Like it or lump it, football is back
TONIGHT, suddenly, football is upon us again. It seems almost indecently soon. Last season finished in October, and this is only February. It is just 139 days since the last grand final, and already it is fusty history. What matters now is that it is only 227 to the next.
There is still so much to be sorted out and bedded down. Of course, this is the standard business of the pre-season competition. It is like the preview performance of an opera, the real thing, but not. It is a phoney war, culminating in a faux grand final that no one tries especially hard to reach or win. Or at least affects not to try.
Thought of another way, the pre-season competition is an advance screening, for critics. It is just that, with football, everyone is a critic.
This year, there is more to come to grips with than usual in this half-dawn: a new team, five brand new coaches and two old ones at new clubs, yet more new rules, and new ways of watching football: any or all of free-to-air television, pay television, iPad and iPhone, not to mention those poachers from Optus' TV Now, and the AFL tries not to. There is also that quaint and hardy though still fashionable way of watching: by going to a ground.
From today, football will be like loud-mouth on her mobile phone on the train, inescapable. Everyone will be drawn in, wittingly or not. For the first time, every game will be live on pay television, and the pre-season competition - other than the finale - will be available only on pay. Flaunting what it has got, Foxtel tonight relaunches Fox Footy, 24 hours a day, seven days a week. From tonight, Eddie will be even more everywhere-er.
Despite all these manoeuvrings, football somehow has sneaked up from outside our sporting consciousness this year. The tennis just finished. Cricket still is far from done, and so is Black Caviar. In a world collapsed by technology to the size of a TV screen, others are preoccupied with European soccer teams, or with Jeremy Lin, the fairytale basketballer now on the tip of all tongues in the US. As much as football has an off-season, we were in it. Then football's minutiae began to appear, welcomed by some, an intrusion to others: here a hamstring, there a re-signing, everywhere a grandiose announcement of nothing much.
For a code derided by its rivals for having no rules, the AFL loves to make and tinker with them. This pre-season, ruckmen will be forbidden to touch each other until the ball leaves the umpire's hands, and a free kick will be paid against the last team to dispose of the ball - as distinct from touch it - when it goes out of bounds. Like last pre-season, video umpiring will be available. Of these experiments, only video umpiring is likely to be seen in the season proper.
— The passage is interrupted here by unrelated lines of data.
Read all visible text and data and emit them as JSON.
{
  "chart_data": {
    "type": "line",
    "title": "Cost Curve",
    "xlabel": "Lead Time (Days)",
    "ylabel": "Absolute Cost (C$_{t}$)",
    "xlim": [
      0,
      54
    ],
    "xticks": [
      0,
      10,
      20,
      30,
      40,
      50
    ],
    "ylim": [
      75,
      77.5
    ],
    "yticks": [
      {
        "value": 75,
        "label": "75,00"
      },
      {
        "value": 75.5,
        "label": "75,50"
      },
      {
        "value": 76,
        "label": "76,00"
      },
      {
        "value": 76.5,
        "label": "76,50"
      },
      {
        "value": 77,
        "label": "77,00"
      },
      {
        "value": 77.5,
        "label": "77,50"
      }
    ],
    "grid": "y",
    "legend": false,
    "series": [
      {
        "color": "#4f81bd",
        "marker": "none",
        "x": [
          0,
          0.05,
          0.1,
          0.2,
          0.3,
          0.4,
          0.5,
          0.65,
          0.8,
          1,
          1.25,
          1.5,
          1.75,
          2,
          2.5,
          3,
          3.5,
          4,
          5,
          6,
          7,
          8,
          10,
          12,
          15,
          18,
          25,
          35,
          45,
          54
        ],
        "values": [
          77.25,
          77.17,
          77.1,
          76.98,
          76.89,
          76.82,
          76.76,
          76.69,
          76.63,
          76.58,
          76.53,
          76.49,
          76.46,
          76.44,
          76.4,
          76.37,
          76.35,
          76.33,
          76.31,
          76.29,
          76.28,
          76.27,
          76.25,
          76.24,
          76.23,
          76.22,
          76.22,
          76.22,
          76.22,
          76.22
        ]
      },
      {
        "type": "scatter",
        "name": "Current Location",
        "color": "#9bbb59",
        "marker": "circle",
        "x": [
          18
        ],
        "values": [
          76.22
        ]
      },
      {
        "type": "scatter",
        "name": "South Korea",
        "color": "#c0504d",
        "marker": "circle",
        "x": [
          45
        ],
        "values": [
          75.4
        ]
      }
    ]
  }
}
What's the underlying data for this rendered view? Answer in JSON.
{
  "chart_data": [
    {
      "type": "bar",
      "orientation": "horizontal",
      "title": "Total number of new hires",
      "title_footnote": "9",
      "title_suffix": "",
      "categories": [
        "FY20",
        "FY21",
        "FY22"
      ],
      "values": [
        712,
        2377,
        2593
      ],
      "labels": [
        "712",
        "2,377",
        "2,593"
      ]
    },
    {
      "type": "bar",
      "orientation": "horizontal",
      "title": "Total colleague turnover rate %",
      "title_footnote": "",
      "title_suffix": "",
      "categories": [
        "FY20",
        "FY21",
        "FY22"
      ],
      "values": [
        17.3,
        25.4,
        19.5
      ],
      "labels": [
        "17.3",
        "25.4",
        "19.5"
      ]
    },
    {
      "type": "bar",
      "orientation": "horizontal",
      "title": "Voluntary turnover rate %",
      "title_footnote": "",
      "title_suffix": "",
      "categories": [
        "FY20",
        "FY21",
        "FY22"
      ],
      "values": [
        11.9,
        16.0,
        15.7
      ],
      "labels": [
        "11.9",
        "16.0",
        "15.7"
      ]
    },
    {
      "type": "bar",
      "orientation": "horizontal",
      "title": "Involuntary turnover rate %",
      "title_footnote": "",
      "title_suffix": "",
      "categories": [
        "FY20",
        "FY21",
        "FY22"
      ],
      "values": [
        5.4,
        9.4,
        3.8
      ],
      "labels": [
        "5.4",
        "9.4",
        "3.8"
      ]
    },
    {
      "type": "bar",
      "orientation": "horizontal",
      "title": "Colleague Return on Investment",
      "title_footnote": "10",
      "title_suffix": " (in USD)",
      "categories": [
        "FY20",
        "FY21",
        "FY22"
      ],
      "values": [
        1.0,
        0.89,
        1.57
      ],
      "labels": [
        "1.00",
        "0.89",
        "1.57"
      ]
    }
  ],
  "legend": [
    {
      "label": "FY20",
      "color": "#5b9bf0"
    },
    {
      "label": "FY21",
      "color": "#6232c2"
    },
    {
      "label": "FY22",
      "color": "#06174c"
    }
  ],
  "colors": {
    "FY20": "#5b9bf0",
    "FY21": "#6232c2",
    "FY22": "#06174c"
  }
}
The pre-season cup is football's soft start, but it is a start. For some fans, it will feel like jet lag. For others, and for the players especially, it could not have come too soon. Tonight, Hawthorn, North Melbourne and Richmond kick off at Etihad Stadium in a kind of buy-two-get-one-free arrangement. Tomorrow, it will be Collingwood, the Bulldogs and Greater Western Sydney in Sydney. On Sunday, Essendon goes to take on the two WA clubs in Perth.
The loosening of the gloves will have begun. Think of it this way: this morning, for the last time this year, everyone is unbeaten.